The behaviour is what we wanted, but it shouldn't have worked. So fix the
bug in redo-ifchange, then change test.do to use 'redo' instead so it
continues to do what we want, only for the right reason.
(The bug is that 'redo-ifchange dirname', which runs dirname/all.do, didn't
result in stamps getting checked correctly.)
Unfortunately it failed before the previous patch, so that's why this test
is needed :(
The test is a little ugly, because the bug I'm testing for didn't happen
except if you ran 'redo' two times in a row, not two times inside the same
redo session. That's because dependency caching inside the one session
prevents the accidental rebuild.
...because we deliberately stamp non-generated files as well, and that
doesn't need to imply that we rebuilt them just now. In fact, we know for a
fact that we *didn't* rebuild them just now, but we still need to record the
timestamp for later.
.do files should never modify $1, and should write to *either* $3 or stdout,
but not both. If they write to both, it's probably because they forgot to
redirect stdout to stderr, a very easy mistake to make but a hard one to
detect.
Now redo detects it for you and prints an informative message.
If 'redo clean' deletes the lockfile after trylock() succeeds but before
unlock(), then unlock() won't be able to open the pipe in order to release
readers, and any waiters might end up waiting forever.
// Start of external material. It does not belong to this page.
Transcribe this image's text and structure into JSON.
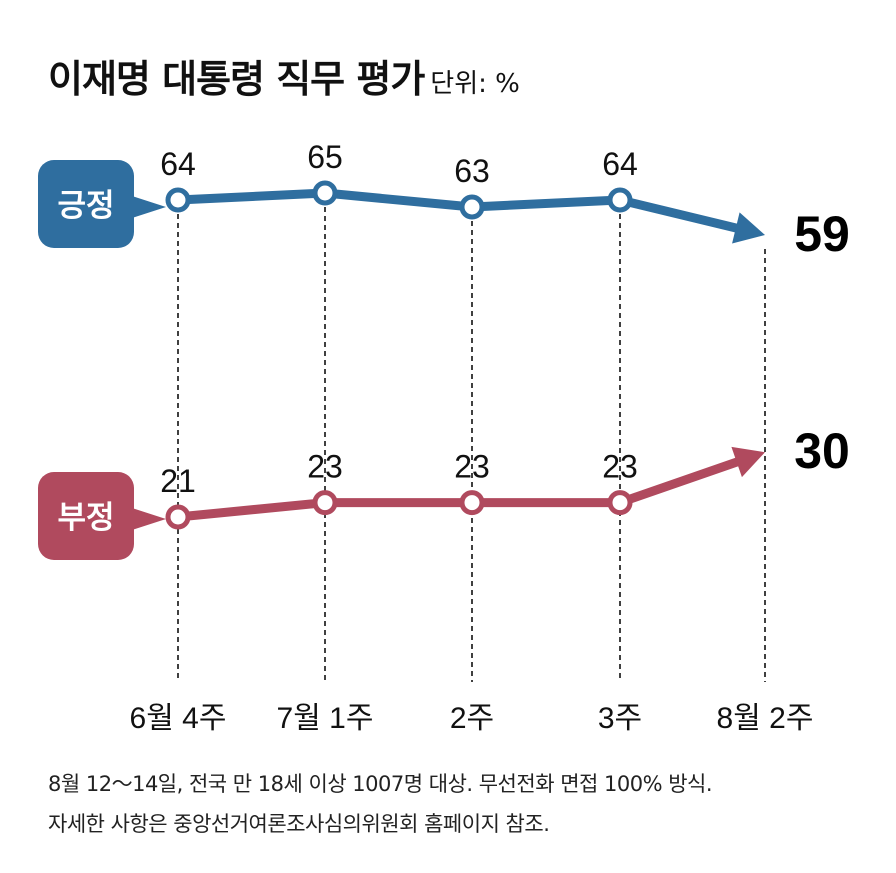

We can't open the fifo for write until there's at least one reader, so let's
open a reader *just* to let us open a writer. Then we'll leave them open
until the later unlock(), which can just close them both.
Again, I forgot to make vars.py not crash if the variables aren't set, so we
can print a useful error message. But this time I have the right solution:
vars.py will do the checking for itself, and abort with a nice message.
Otherwise it could be inherited by other jwack jobs started from the same
parent process, resulting in some very-hard-to-debug race conditions, let me
tell you.
This avoids a second fork altogether, which apparently doesn't matter all
that much (5.3s -> 5.15s). However, simply not importing the subprocess
module reduces us further to 4.6s.
And 'ps axf' now looks prettier because we have fewer stupid intermediate
processes.
instead of inside the fork.
Still doesn't seem to affect runtime. Good.
One nice side effect is jwack.py no longer needs to know anything about our
locks.
We can also avoid forking altogether if should_build() returns false. This
doesn't seem to result in any noticeable speedup, but it's cleaner at least.
Previously, the default was to *always* keep going, which is actually not
usually what you want. Now we actually exit correctly after an error. Of
course you still might have multiple errors before existing if you were
building in parallel.
Get rid of the "locked..." and "...unlocked!" messages by default, since
they're not usually interesting. But add a new option to bring them back in
case we end up with trouble debugging the locking stuff. (I don't really
100% trust it yet, although I haven't had a problem for a while now.)
Now 'redo test' runs the tests, but 'redo t' just builds the programs.
Also removed wvtest stuff; we're not really using it properly anyway and
it's not helping our testing right now. It might come back later.